Very, very cool -- thanks for posting! Quanta is yet again proving itself to be the very best casual science publication in the English-speaking world. This is a short one, but as always, clean, original graphics + big pictures of the participants is a winning combo IMO.
Other iterative methods, like gradient descent, converge toward the true minimum at a linear rate. Newton’s method converges toward it... at an [exponential] rate...
The rate of convergence would scale with the number of derivatives used: Just as using two derivatives allowed Newton to approach the true minimum at a quadratic rate, using three derivatives enabled the researchers to approach it at a cubic rate, and so on.
Was not aware of this reality myself from my ~undergrad ML math education. Obviously we're getting very, very good at optimizing these cheap linear algorithms, but as someone who thinks DL represents the intuitive faculties of human cognition--and thus is missing/badly-recreating our unique deliberative faculties--this gives me hope for future qualitative breakthroughs. I'm sure it's not this simple, but working with ~1500-dimension spaces (or, sometimes, in the millions!) makes this description sound pretty damn promising.I'm still confident that medium-term progress on deliberative cognition lies in the very uncool Neat/symbolic direction, but this is the first time I'm really thinking hard about what it would take to crack it the hard, more durable way (i.e. biological verisimilitude).
In terms of the paper itself (https://arxiv.org/html/2311.06374v2), this is by far the most interesting part for this novice, in 1.2:
We prove that our algorithm is well-defined in the sense that the semidefinite programs it executes are always feasible and that the next iterate is always uniquely defined...[, and that the program] has local convergence of order d. Compared to the classical Newton method, this leads to fewer calls to the Taylor expansion oracle (a common oracle in this literature...) at the price of requiring higher-order derivatives.
I've long said math is just a collection of intellectual tools, but it's very satisfying to read what feels like an unusually flexible application of this premise, relying on "programs" that invoke "oracles". More fundamentally, the specifics of SDP are immediately promising for any among us inclined to extend connectionism to some of the workings of the cosmos itself, IMO: https://en.wikipedia.org/wiki/Semidefinite_programming Why did you replace "quadratic" with "exponential"? Quadratic isn't exponential.
The number of correct digits in the answer grows exponentially with iteration count- "quadratic convergence" means we roughly square the error each time, so after many iterations we raise the error to an exponentially high power.
People have tried applying Newton's method and other quasi-Newton methods to ML problems, and my understanding is that it isn't worth it for large problems.
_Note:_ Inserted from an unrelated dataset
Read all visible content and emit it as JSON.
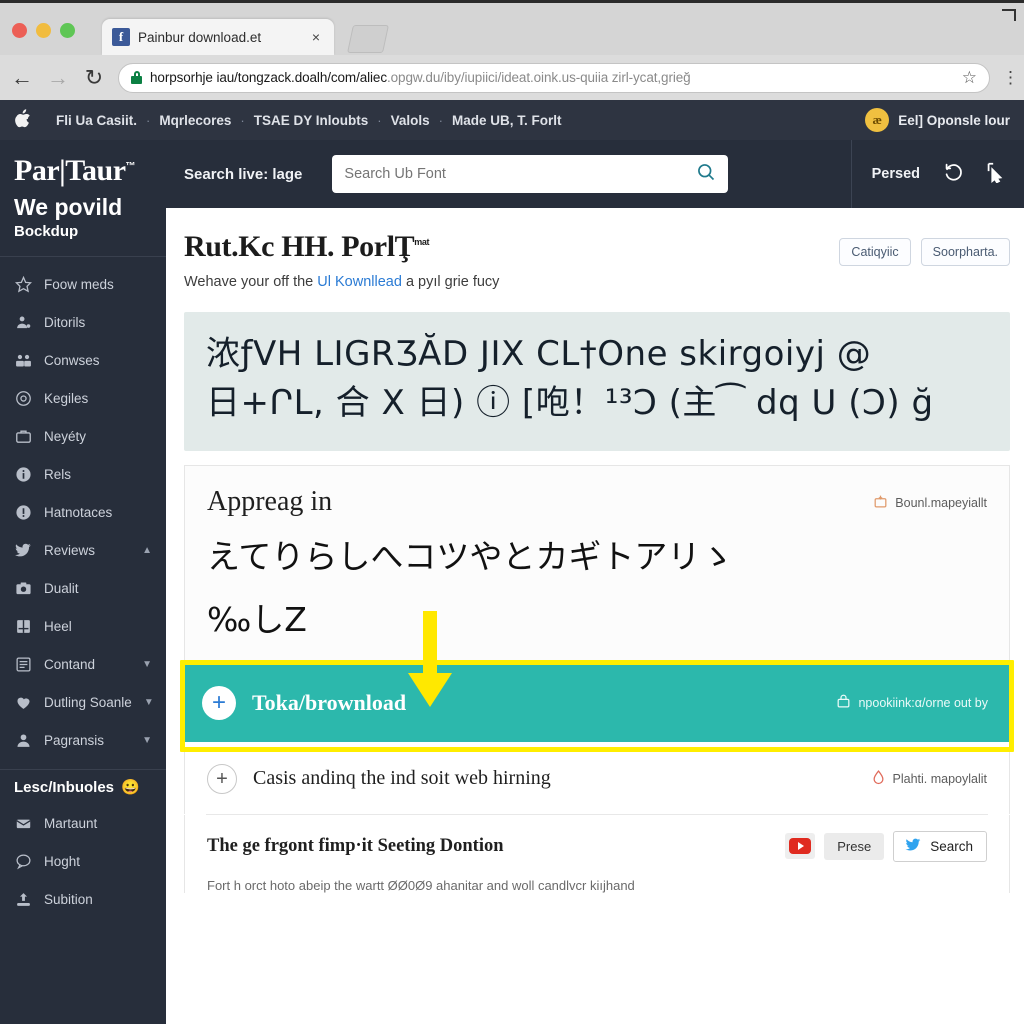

In ML, you care about getting a few digits for a very large, very nonlinear, high-dimensional optimization problem. The cost function is gnarly, it's expensive to evaluate, computing derivatives is even more expensive, and there are many different optima. You don't even really care too much which optimum you get.
The theory of Newton's method (Kantorovich's theorem) says that you obtain quadratic convergence once you're in a small ball surrounding your optimum. How big this ball is depends on the smoothness of the cost function. E.g., if you try to minimize a positive definite quadratic function with Newton's method, you will converge to the minimum in one step (the basin is all of R^n), with the first order necessary equations being equivalent to solving a symmetric positive definite linear system. But if the function is more wild and crazy, the ball may be quite small; if you try to run an unadulterated Newton's method outside this ball, the iteration can easily diverge.
With this in mind, Newton's method is usually used when you want 1) lots of digits (or ALL the digits), 2) you have a good reason to believe you're within the basin of convergence, 3) you know your function has a single global optimum and you're willing to use a damped Newton's method and wait out some linear convergence until you get to the basin of contraction. At least if you're training a neural network, none of this is true. ($)
That said, even if you're minimizing a nice, smooth, univariate function with exactly one optimum, the secant method will get the same result with fewer FLOPs. So, although the order of convergence of secant is lower (in fact, the order is ~1.618), the fact that each iteration is more economic than Newton means that secant will deliver a target error with fewer FLOPs even though it will take more iterations. That said, in my experience, the distinction between "Newton" and "secant" (i.e. quasi-Newton) in low dimensions is less clear cut. Sometimes your Hessian is easy to evaluate and it's simpler to program and run Newton. The difference between these approaches is also pretty minimal in low dimensions... secant might be faster but not that much faster.
This last point also relates to the original paper. It seems likely that this algorithm will have a worse "iteration vs FLOPs" tradeoff even than Newton.
Now, I think the one place where Newton really shines is in interval arithmetic. There are interval Newton methods which can be used to not only compute but prove the existence and uniqueness of a zero for f(x) in R^n. For this reason, they get used for verified numerics and things like rigorously finding all zeros of a function in a compact domain (e.g. by combining with subdivision).
($): Although, actually, I've seen people train neural networks like this. I believe sometimes, if you have a very SMALL neural network (like, tens to thousands of parameters), you once again enter the regime of "modern" optimization and can train a neural network potentially very accurately using Gauss-Newton.